En el Palacio de Bellas Artes, encuentra su cuartel general, su last stand, la Vieja Izquierda, inalterable en su decisión de seguir repre­sentando algo, de aportar su derrota como el significado y la expli­cación reales de cualquier crisis.

Verlos aquí en este vestíbulo, al cabo de los años, es una expe­riencia contradictoria y —ni hablar, mano-— patética. Los hombres de la Vieja Izquierda conservan su santa capacidad de indignación, y su sentido pueril y mortuorio del humor, perciben la oportunidad de encomendar existencia y visibilidad a la trascendencia del acto. Se van borrando los distingos entre militantes y ex funcionarios, entre los dignos de respeto y los chistes ambulantes. Uno, que ya así los conoció, no puede sino reconstruir la enormidad de su pasmo cuan­do, informados de la vastedad terrorista del estabilismo, perdieron una convicción idolátrica sin abandonarla, desistieron de un apego sin sustituirlo por otro, siguieron creyendo (sin decirlo) que en el fondo se trataba de otra grosera infame conspiración imperialista. La generosidad inconfundible de sus años de prueba se volvió, en la bu­rocracia o en formas menos recompensadas del autoescarnio, el pol­voso equilibrio de quien comprueba la transitoriedad de sus dioses.

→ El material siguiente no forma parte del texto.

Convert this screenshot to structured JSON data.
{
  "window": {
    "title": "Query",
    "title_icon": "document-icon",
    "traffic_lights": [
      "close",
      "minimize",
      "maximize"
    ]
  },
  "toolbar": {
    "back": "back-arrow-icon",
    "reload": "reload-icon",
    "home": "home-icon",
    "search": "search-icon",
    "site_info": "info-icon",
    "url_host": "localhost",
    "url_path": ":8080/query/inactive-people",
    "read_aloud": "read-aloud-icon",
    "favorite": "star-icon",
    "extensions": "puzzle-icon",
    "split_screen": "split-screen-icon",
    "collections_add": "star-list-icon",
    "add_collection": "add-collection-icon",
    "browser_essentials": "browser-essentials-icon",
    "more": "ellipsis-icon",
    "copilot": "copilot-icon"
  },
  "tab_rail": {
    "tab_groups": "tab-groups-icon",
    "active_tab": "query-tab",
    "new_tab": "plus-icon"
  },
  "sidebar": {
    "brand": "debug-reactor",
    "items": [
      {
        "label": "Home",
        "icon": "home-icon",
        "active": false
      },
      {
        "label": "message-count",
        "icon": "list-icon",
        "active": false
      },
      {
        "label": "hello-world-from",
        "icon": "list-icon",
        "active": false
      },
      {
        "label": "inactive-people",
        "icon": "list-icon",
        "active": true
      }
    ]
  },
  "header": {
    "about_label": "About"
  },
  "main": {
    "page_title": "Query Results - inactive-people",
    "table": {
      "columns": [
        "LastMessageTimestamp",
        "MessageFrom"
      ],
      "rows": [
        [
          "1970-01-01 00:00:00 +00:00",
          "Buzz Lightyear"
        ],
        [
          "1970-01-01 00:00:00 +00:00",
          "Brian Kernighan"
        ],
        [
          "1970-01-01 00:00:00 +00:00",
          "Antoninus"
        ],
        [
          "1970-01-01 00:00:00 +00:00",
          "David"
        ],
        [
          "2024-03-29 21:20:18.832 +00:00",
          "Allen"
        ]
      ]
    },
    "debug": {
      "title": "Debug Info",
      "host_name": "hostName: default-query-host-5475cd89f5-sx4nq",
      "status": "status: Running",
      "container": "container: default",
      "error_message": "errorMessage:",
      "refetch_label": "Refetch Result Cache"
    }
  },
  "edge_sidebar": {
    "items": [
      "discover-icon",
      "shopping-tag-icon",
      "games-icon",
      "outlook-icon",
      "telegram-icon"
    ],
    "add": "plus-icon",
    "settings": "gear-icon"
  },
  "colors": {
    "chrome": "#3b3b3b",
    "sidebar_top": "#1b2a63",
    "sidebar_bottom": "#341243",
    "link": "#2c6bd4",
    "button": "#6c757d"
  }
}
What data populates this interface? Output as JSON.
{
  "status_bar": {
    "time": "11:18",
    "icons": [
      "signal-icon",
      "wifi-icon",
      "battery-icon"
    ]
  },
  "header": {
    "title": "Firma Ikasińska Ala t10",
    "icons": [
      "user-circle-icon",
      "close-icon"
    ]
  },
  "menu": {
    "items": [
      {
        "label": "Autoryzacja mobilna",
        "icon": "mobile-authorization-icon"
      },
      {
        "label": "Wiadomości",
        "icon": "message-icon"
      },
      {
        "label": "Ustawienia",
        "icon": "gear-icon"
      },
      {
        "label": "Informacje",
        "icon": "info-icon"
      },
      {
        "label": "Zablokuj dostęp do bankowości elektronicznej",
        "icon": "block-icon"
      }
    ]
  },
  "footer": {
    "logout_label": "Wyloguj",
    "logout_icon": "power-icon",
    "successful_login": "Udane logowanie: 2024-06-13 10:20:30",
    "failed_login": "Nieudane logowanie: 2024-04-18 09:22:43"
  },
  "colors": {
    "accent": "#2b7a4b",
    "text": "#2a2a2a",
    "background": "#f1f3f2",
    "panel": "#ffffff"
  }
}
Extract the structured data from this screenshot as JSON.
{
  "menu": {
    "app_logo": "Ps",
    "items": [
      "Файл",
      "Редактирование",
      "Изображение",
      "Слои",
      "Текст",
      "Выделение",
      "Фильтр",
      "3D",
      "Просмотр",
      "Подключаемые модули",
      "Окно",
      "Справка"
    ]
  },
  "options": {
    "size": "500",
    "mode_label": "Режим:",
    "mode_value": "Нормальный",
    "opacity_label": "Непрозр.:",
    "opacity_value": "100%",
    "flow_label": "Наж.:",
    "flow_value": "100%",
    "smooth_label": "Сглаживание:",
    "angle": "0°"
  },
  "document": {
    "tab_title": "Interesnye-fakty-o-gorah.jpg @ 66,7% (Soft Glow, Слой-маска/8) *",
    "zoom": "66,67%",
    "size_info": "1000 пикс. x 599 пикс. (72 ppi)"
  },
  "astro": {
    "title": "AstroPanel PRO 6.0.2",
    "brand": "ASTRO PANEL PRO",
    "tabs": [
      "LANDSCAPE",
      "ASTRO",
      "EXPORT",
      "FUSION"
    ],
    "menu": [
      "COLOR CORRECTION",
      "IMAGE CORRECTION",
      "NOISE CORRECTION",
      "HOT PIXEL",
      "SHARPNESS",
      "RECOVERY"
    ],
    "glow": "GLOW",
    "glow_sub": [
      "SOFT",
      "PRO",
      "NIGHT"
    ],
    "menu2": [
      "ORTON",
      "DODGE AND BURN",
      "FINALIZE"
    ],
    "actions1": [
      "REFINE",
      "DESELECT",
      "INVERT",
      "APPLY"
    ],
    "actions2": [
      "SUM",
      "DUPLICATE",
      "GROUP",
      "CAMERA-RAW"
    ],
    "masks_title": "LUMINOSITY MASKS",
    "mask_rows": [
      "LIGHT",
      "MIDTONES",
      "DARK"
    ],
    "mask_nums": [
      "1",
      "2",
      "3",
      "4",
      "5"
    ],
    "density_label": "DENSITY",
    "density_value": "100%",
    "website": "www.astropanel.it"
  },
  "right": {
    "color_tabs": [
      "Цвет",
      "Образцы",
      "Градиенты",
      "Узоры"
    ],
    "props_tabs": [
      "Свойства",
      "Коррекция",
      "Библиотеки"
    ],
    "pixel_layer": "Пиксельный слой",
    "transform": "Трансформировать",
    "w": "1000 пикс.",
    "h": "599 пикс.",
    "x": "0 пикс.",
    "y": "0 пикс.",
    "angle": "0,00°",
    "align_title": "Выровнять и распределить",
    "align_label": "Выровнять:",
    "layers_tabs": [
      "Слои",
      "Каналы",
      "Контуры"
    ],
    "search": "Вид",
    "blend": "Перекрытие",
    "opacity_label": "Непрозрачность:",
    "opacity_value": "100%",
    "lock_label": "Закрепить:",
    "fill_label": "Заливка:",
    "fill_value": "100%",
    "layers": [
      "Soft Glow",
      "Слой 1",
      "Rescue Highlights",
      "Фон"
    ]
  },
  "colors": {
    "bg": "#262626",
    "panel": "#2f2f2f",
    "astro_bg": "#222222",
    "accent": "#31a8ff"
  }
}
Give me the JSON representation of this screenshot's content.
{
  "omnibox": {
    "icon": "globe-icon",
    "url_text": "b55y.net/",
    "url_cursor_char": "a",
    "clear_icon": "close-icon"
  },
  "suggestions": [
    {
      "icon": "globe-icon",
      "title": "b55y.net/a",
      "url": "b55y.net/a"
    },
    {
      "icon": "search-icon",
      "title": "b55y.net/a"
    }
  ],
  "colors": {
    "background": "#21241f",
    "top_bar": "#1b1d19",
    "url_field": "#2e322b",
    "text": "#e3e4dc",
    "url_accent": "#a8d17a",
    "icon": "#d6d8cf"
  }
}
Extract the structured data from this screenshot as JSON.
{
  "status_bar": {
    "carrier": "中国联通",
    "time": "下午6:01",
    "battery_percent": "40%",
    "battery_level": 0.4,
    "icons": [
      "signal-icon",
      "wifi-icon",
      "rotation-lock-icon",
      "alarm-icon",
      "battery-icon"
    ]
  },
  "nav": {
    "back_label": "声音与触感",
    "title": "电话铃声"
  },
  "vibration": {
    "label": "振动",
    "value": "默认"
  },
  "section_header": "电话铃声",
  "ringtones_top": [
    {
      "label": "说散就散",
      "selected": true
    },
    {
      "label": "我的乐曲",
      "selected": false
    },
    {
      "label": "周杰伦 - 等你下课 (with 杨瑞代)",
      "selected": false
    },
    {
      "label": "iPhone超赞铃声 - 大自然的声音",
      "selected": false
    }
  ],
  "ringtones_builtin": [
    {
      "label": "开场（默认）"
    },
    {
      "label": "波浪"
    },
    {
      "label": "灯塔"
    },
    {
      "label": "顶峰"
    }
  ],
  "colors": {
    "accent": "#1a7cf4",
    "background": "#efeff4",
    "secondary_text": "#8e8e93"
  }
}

Llamamiento al proletariado

¿Cómo abatir la prensa burguesa? Suscribiéndose y haciendo suscribir a sus compañeros, enviando pequeños donativos que 110 signifiquen un gran sacrificio económico, haciendo toda clase de propaganda en favor de la prensa proletaria; pegando el periódico en las paredes; enviando colaboración de forma de notas informativas sobre la situación del proletariado en las distintas regiones; haciendo colectas y pequeños festivales de beneficios, etcétera.

Contando El Machete con más de treinta dibujantes y grabadores, con todos los escritores revolucionarios de México y técnicos en asun­tos sociales, sólo espera la ayuda eficaz de todos los trabajadores de la re­pública, para su desenvolvimiento en una forma más amplia y regular.

Hoja volante publicada por El Machete el domingo 10 de agosto de 1924

Los usos del machete

Siqueiros organiza y agita. En 1922 pinta en el Colegio Chico de la Preparatoria el Entierro del obrero y es secretario general del recién fundado Sindicato de Obreros Técnicos, Pintores y Escultores, cuyo periódico El Machete dirige junto a Rivera y Xavier Guerrero. El in­tento es variado: apuntalar la pintura revolucionaria, denostar a los arribistas, vituperar a los intelectuales reaccionarios, menospreciarla pintura de caballete, animar y plasmar las nuevas mitologías. Graciela Amador escribe la cuarteta-lema de El Machete:

El Machete sirve para cortar la caña, para abrir las veredas en los bosques umbríos, decapitar culebras, tronchar toda cizaña, y humillar la soberbia de los ricos impíos.

Siqueiros, nombrado presidente de la Comisión, redacta la «Declaración social, política y estética» del Sindicato que inscribe como metas fundamentales glorificar el arte público y monumental, «socializar la expresión artística que tiende a borrar totalmente el in­dividualismo» y proclamar el esfuerzo de los creadores de belleza «para darle a su producción valor ideológico, para educar al pueblo e impulsarlo a la lucha». De 1924 a 1929, él es miembro del Comité Central del Partido Comunista y en los años del callismo vive temiblemente la clandestinidad: panfletista, orador, organizador de sin­dicatos mineros en Jalisco, caricaturista de El Machete. Detenido en la manifestación del Primero de Mayo de 1929, es encarcelado siete meses en la Penitenciaría del Distrito Federal, arraigado judicial­mente quince meses en la ciudad de Taxco y, acto seguido, conduci­do al destierro. También, en marzo de 1930, es expulsado del Partido Comunista.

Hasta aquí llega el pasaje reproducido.